There are so many new products out there. I’ve heard some people say that they can barely tell the difference any more between the Impossible burgers and a beef burger.

Now it’s gotten so sophisticated. You can’t tell the difference.

That’s why we did the show (New Day New Chef). We want to make it fun. We want to invite people into this joyous lifestyle that has been unfairly painted as some sort of sacrifice. The truth is, it’s a sacrifice to eat animals. Only six different species of animals are consumed primarily. Cows, pigs, chickens, turkeys, goats, and lamb.
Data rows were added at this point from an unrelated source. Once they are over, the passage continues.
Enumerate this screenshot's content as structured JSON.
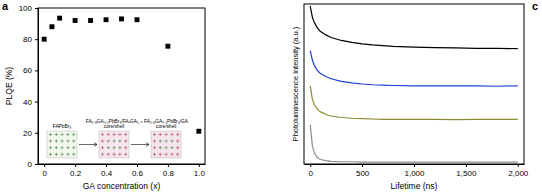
{
  "chart_data": [
    {
      "type": "scatter",
      "title": "a",
      "x": [
        0,
        0.05,
        0.1,
        0.2,
        0.3,
        0.4,
        0.5,
        0.6,
        0.8,
        1.0
      ],
      "values": [
        80,
        88,
        93.5,
        92,
        92,
        92.5,
        93,
        92.5,
        75.5,
        21
      ],
      "color": "#000000",
      "marker": "square",
      "xlabel": "GA concentration (x)",
      "ylabel": "PLQE (%)",
      "xlim": [
        -0.04,
        1.04
      ],
      "ylim": [
        0,
        100
      ],
      "xticks": [
        0,
        0.2,
        0.4,
        0.6,
        0.8,
        {
          "value": 1,
          "label": "1.0"
        }
      ],
      "yticks": [
        0,
        20,
        40,
        60,
        80,
        100
      ],
      "annotations": [
        {
          "lines": [
            "FAPbBr₃"
          ]
        },
        {
          "lines": [
            "FA₀.₉GA₀.₁PbBr₃/FAₓGA₁₋ₓ",
            "core/shell"
          ]
        },
        {
          "lines": [
            "FA₀.₉GA₀.₁PbBr₃/GA",
            "core/shell"
          ]
        }
      ]
    },
    {
      "type": "line",
      "title": "c",
      "x": [
        0,
        20,
        40,
        60,
        80,
        100,
        150,
        200,
        300,
        400,
        500,
        600,
        700,
        800,
        1000,
        1200,
        1400,
        1600,
        1800,
        2000
      ],
      "series": [
        {
          "color": "#000000",
          "values": [
            4.25,
            3.95,
            3.8,
            3.7,
            3.62,
            3.56,
            3.47,
            3.4,
            3.32,
            3.27,
            3.23,
            3.2,
            3.18,
            3.16,
            3.14,
            3.13,
            3.12,
            3.11,
            3.11,
            3.1
          ]
        },
        {
          "color": "#1c3fd6",
          "values": [
            3.05,
            2.8,
            2.65,
            2.55,
            2.48,
            2.43,
            2.35,
            2.29,
            2.22,
            2.18,
            2.15,
            2.13,
            2.12,
            2.11,
            2.1,
            2.1,
            2.1,
            2.1,
            2.09,
            2.1
          ]
        },
        {
          "color": "#8c8a2e",
          "values": [
            2.1,
            1.75,
            1.6,
            1.5,
            1.44,
            1.4,
            1.33,
            1.29,
            1.25,
            1.23,
            1.22,
            1.21,
            1.2,
            1.2,
            1.2,
            1.2,
            1.19,
            1.2,
            1.2,
            1.2
          ]
        },
        {
          "color": "#8a8a8a",
          "values": [
            1.05,
            0.5,
            0.3,
            0.2,
            0.15,
            0.12,
            0.09,
            0.07,
            0.06,
            0.06,
            0.05,
            0.05,
            0.05,
            0.05,
            0.05,
            0.05,
            0.05,
            0.05,
            0.05,
            0.05
          ]
        }
      ],
      "xlabel": "Lifetime (ns)",
      "ylabel": "Photoluminescence intensity (a.u.)",
      "xlim": [
        -60,
        2060
      ],
      "ylim": [
        0,
        4.3
      ],
      "xticks": [
        0,
        500,
        {
          "value": 1000,
          "label": "1,000"
        },
        {
          "value": 1500,
          "label": "1,500"
        },
        {
          "value": 2000,
          "label": "2,000"
        }
      ],
      "tick_labels": "x"
    }
  ]
}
But when it comes to vegetables, there’s tens of thousands of vegetables. There are tens of thousands of different kinds of fruits. There are hundreds of different kinds of grains, so you can have a lot more variety in vegetarian and vegan cooking than you would in a meat-based cooking. You could do more in the kitchen with it.
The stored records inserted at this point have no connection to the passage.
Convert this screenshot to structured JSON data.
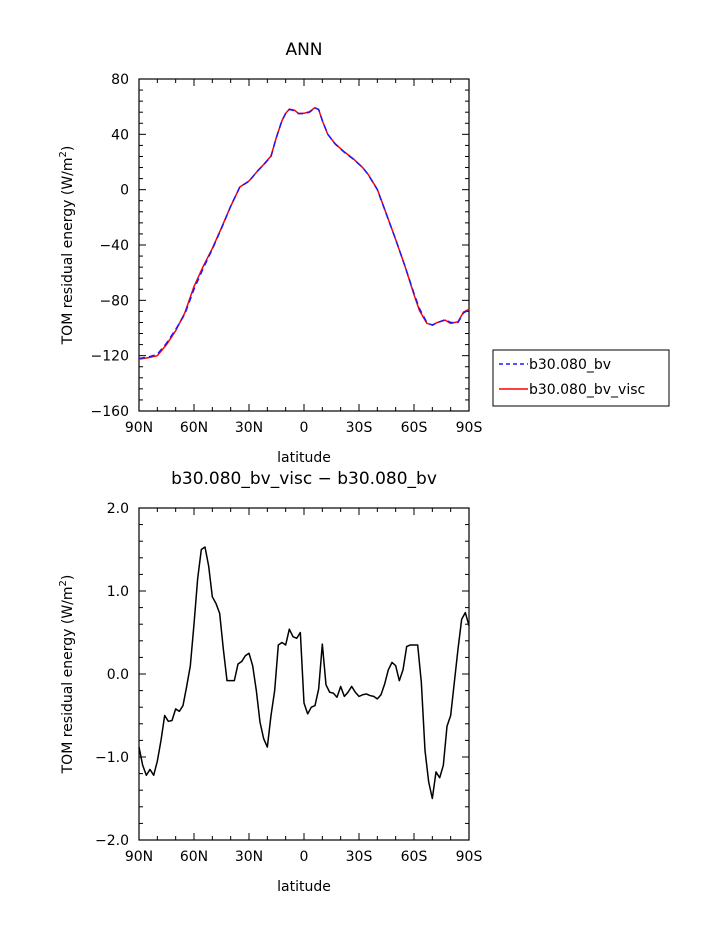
{
  "chart_data": [
    {
      "type": "line",
      "title": "ANN",
      "xlabel": "latitude",
      "ylabel": "TOM residual energy (W/m²)",
      "ylabel_main": "TOM residual energy (W/m",
      "ylabel_sup": "2",
      "ylabel_end": ")",
      "xlim": [
        90,
        -90
      ],
      "ylim": [
        -160,
        80
      ],
      "xticks": [
        90,
        60,
        30,
        0,
        -30,
        -60,
        -90
      ],
      "xtick_labels": [
        "90N",
        "60N",
        "30N",
        "0",
        "30S",
        "60S",
        "90S"
      ],
      "yticks": [
        80,
        40,
        0,
        -40,
        -80,
        -120,
        -160
      ],
      "ytick_labels": [
        "80",
        "40",
        "0",
        "−40",
        "−80",
        "−120",
        "−160"
      ],
      "legend_position": "right",
      "series": [
        {
          "name": "b30.080_bv",
          "color": "#1a1aff",
          "dash": true,
          "x": [
            90,
            85,
            80,
            75,
            70,
            65,
            60,
            55,
            50,
            45,
            40,
            35,
            30,
            25,
            22,
            18,
            15,
            12,
            10,
            8,
            5,
            3,
            0,
            -3,
            -6,
            -8,
            -10,
            -13,
            -17,
            -22,
            -27,
            -32,
            -35,
            -40,
            -45,
            -50,
            -55,
            -60,
            -63,
            -67,
            -70,
            -73,
            -77,
            -80,
            -84,
            -87,
            -90
          ],
          "y": [
            -122,
            -121,
            -119,
            -111,
            -101,
            -90,
            -72,
            -57,
            -43,
            -28,
            -12,
            2,
            6,
            14,
            18,
            24,
            38,
            50,
            55,
            58,
            57,
            55,
            55,
            56,
            59,
            58,
            50,
            40,
            33,
            27,
            22,
            16,
            11,
            0,
            -18,
            -36,
            -55,
            -75,
            -86,
            -96,
            -98,
            -96,
            -94,
            -96,
            -96,
            -89,
            -87
          ]
        },
        {
          "name": "b30.080_bv_visc",
          "color": "#ff0000",
          "dash": false,
          "x": [
            90,
            85,
            80,
            75,
            70,
            65,
            60,
            55,
            50,
            45,
            40,
            35,
            30,
            25,
            22,
            18,
            15,
            12,
            10,
            8,
            5,
            3,
            0,
            -3,
            -6,
            -8,
            -10,
            -13,
            -17,
            -22,
            -27,
            -32,
            -35,
            -40,
            -45,
            -50,
            -55,
            -60,
            -63,
            -67,
            -70,
            -73,
            -77,
            -80,
            -84,
            -87,
            -90
          ],
          "y": [
            -122.5,
            -121.5,
            -120,
            -112,
            -102,
            -89,
            -70,
            -55.5,
            -42.5,
            -27.5,
            -12,
            1.9,
            6.3,
            14,
            18.2,
            24.3,
            38.1,
            49.9,
            55.2,
            58.2,
            57.3,
            55.1,
            55.2,
            56.3,
            59.3,
            57.9,
            49.8,
            39.9,
            33.2,
            27.3,
            22.2,
            16,
            11,
            0.2,
            -17.8,
            -36,
            -55,
            -75.9,
            -87.4,
            -96.6,
            -97.8,
            -95.9,
            -94.3,
            -96.7,
            -95.5,
            -88.5,
            -86.5
          ]
        }
      ]
    },
    {
      "type": "line",
      "title": "b30.080_bv_visc − b30.080_bv",
      "xlabel": "latitude",
      "ylabel": "TOM residual energy (W/m²)",
      "ylabel_main": "TOM residual energy (W/m",
      "ylabel_sup": "2",
      "ylabel_end": ")",
      "xlim": [
        90,
        -90
      ],
      "ylim": [
        -2.0,
        2.0
      ],
      "xticks": [
        90,
        60,
        30,
        0,
        -30,
        -60,
        -90
      ],
      "xtick_labels": [
        "90N",
        "60N",
        "30N",
        "0",
        "30S",
        "60S",
        "90S"
      ],
      "yticks": [
        2.0,
        1.0,
        0.0,
        -1.0,
        -2.0
      ],
      "ytick_labels": [
        "2.0",
        "1.0",
        "0.0",
        "−1.0",
        "−2.0"
      ],
      "series": [
        {
          "color": "#000000",
          "dash": false,
          "x": [
            90,
            88,
            86,
            84,
            82,
            80,
            78,
            76,
            74,
            72,
            70,
            68,
            66,
            64,
            62,
            60,
            58,
            56,
            54,
            52,
            50,
            48,
            46,
            44,
            42,
            40,
            38,
            36,
            34,
            32,
            30,
            28,
            26,
            24,
            22,
            20,
            18,
            16,
            14,
            12,
            10,
            8,
            6,
            4,
            2,
            0,
            -2,
            -4,
            -6,
            -8,
            -10,
            -12,
            -14,
            -16,
            -18,
            -20,
            -22,
            -24,
            -26,
            -28,
            -30,
            -32,
            -34,
            -36,
            -38,
            -40,
            -42,
            -44,
            -46,
            -48,
            -50,
            -52,
            -54,
            -56,
            -58,
            -60,
            -62,
            -64,
            -66,
            -68,
            -70,
            -72,
            -74,
            -76,
            -78,
            -80,
            -82,
            -84,
            -86,
            -88,
            -90
          ],
          "y": [
            -0.88,
            -1.1,
            -1.22,
            -1.15,
            -1.22,
            -1.05,
            -0.8,
            -0.5,
            -0.57,
            -0.56,
            -0.42,
            -0.45,
            -0.38,
            -0.15,
            0.1,
            0.6,
            1.15,
            1.5,
            1.53,
            1.3,
            0.93,
            0.85,
            0.73,
            0.3,
            -0.08,
            -0.08,
            -0.08,
            0.12,
            0.15,
            0.22,
            0.25,
            0.1,
            -0.2,
            -0.58,
            -0.78,
            -0.88,
            -0.5,
            -0.2,
            0.35,
            0.38,
            0.35,
            0.54,
            0.45,
            0.43,
            0.5,
            -0.35,
            -0.48,
            -0.4,
            -0.38,
            -0.18,
            0.36,
            -0.13,
            -0.22,
            -0.23,
            -0.28,
            -0.15,
            -0.27,
            -0.22,
            -0.15,
            -0.22,
            -0.27,
            -0.25,
            -0.24,
            -0.26,
            -0.27,
            -0.3,
            -0.25,
            -0.12,
            0.05,
            0.14,
            0.1,
            -0.08,
            0.05,
            0.33,
            0.35,
            0.35,
            0.35,
            -0.1,
            -0.92,
            -1.3,
            -1.5,
            -1.18,
            -1.25,
            -1.1,
            -0.63,
            -0.5,
            -0.1,
            0.3,
            0.66,
            0.74,
            0.58
          ]
        }
      ]
    }
  ]
}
(L to R): Jane Elizabeth, SeykaMejeur, Brian Mejeur, Jane Velez-Mitchell, Simone Reyes, Sean Hill, and Audrey Dunham. Photo courtesy of New Day New Chef.

So, New Day New Chef has a huge canvas to work with and it’s better for everyone, correct?

The whole world has to change because we are headed for an ecological apocalypse based on animal agriculture, but there’s a resistance because, look at the TV commercials, meat, dairy and pharmaceuticals. Nope. If you go to a plant-based diet you don’t need that erectile dysfunction drug, most likely. You don’t need that heart disease drug or the cholesterol lowering drugs. A lot of that is going to go away. Heart disease kills one in four Americans.

The truth is there is a commonality between gay rights and animal rights. They are not mutually exclusive. When people are marching for women’s rights, human rights, gay rights, they should also march for animal rights. They complement each other. We could eliminate world hunger if we switch to a plant-based diet. We are raising and killing 70 billion land animals per year, more if you include fish, into the trillions, and farm animals are the most inefficient food source because they eat 40 times what they produce in food. We could all live in a world of natural abundance if we switched to a plant-based diet. Everyone would have enough to eat.